Towers of lichened stone jutted up through the Cambodian jungle like a misty fairy tale or a movie set out of Star Wars. Thick creepers, muscular roots and a wet umbrella of tree canopies squeezed the Cambodian Hindu temple Angkor Wat in a biomass vice. The largest (one square mile) and perhaps most enchanting spiritual architecture in world history was crumbling into oblivion, 900 years old–haunted and forgotten. A French explorer accidentally found the ruins of the Angkor complexes built by the great Hindu/Buddhist Khmer civilization. Stone pinnacles, walls teeming with sculpture, richly etched galleries, and outdoor terraces sinking into waterways–Angkor Wat was designed by the Khmers as a temple mountain rising out of water.

To the French conservators, Angkor was archeological champagne, the best of the best. Rescuing it became a technical passion. For 40 years the French concentrated on arresting further deterioration and by 1970 a hundred-man team, cranes and heavy cement-mixing equipment were reinforcing the massive jumble of stonework. Four out of Angkor's nine towers are gone, irretrievably lopped off by crunching weather forces.

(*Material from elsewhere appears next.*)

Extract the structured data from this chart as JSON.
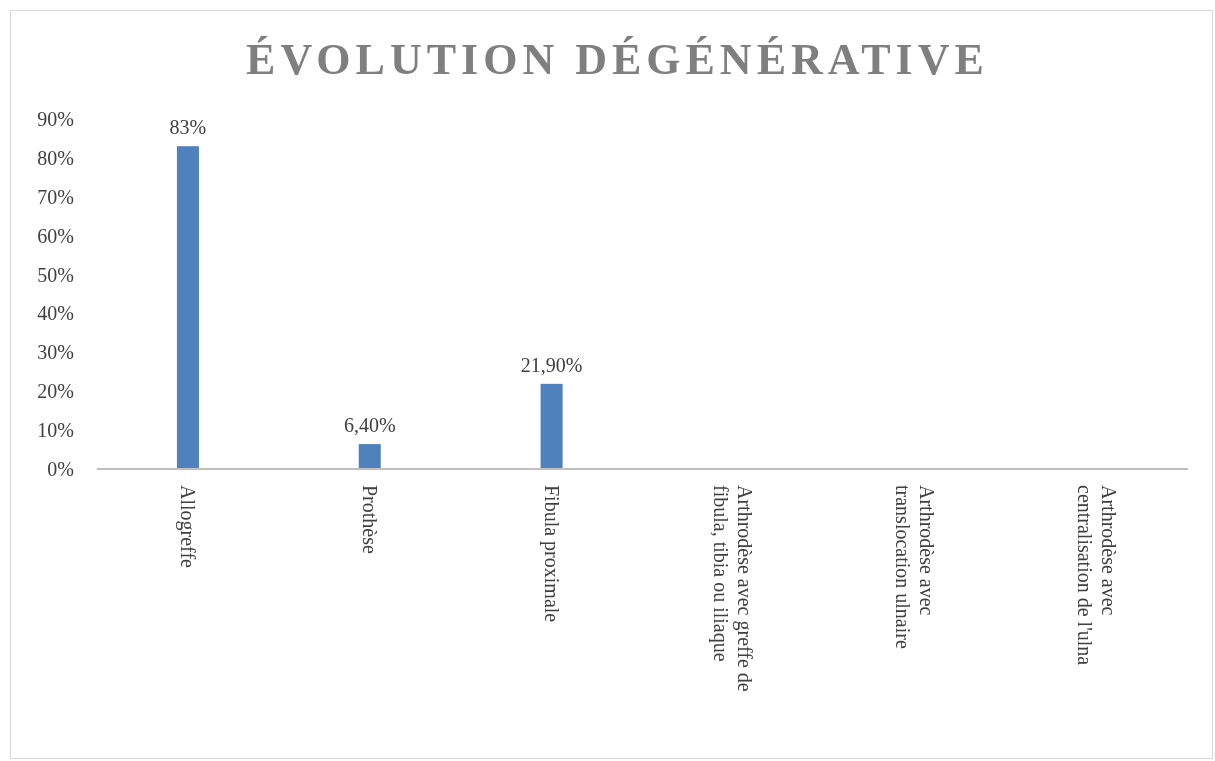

The French operation shut down in a monsoon of gunfire as first the Khmer Rouge guerrillas occupied the complex, then the Vietnamese Army. In the 1980's the Archeological Survey of India (ASI) studied Angkor, and concluded it would be completely devastated in a hundred years if extraordinary measures weren't taken. ASI shouldered the restoration project in 1986, redoing much of the French work with newer, less visible joinery techniques. Recently, a gallery was fully restored to its original intricacy, a two-year process. Nets were hung to discourage thousands of bats, who for centuries had nested in the temple, their acid-rich droppings eating away the stone.

Illustration at left is of a Khmer brahmin bathing a Sivalingam in the presence of a Khmer monarch. At right is a stairway leading to the central Vishnu sanctum tower. Inset is a stone demigod figure. Above an ASI crane positions a porch pillar.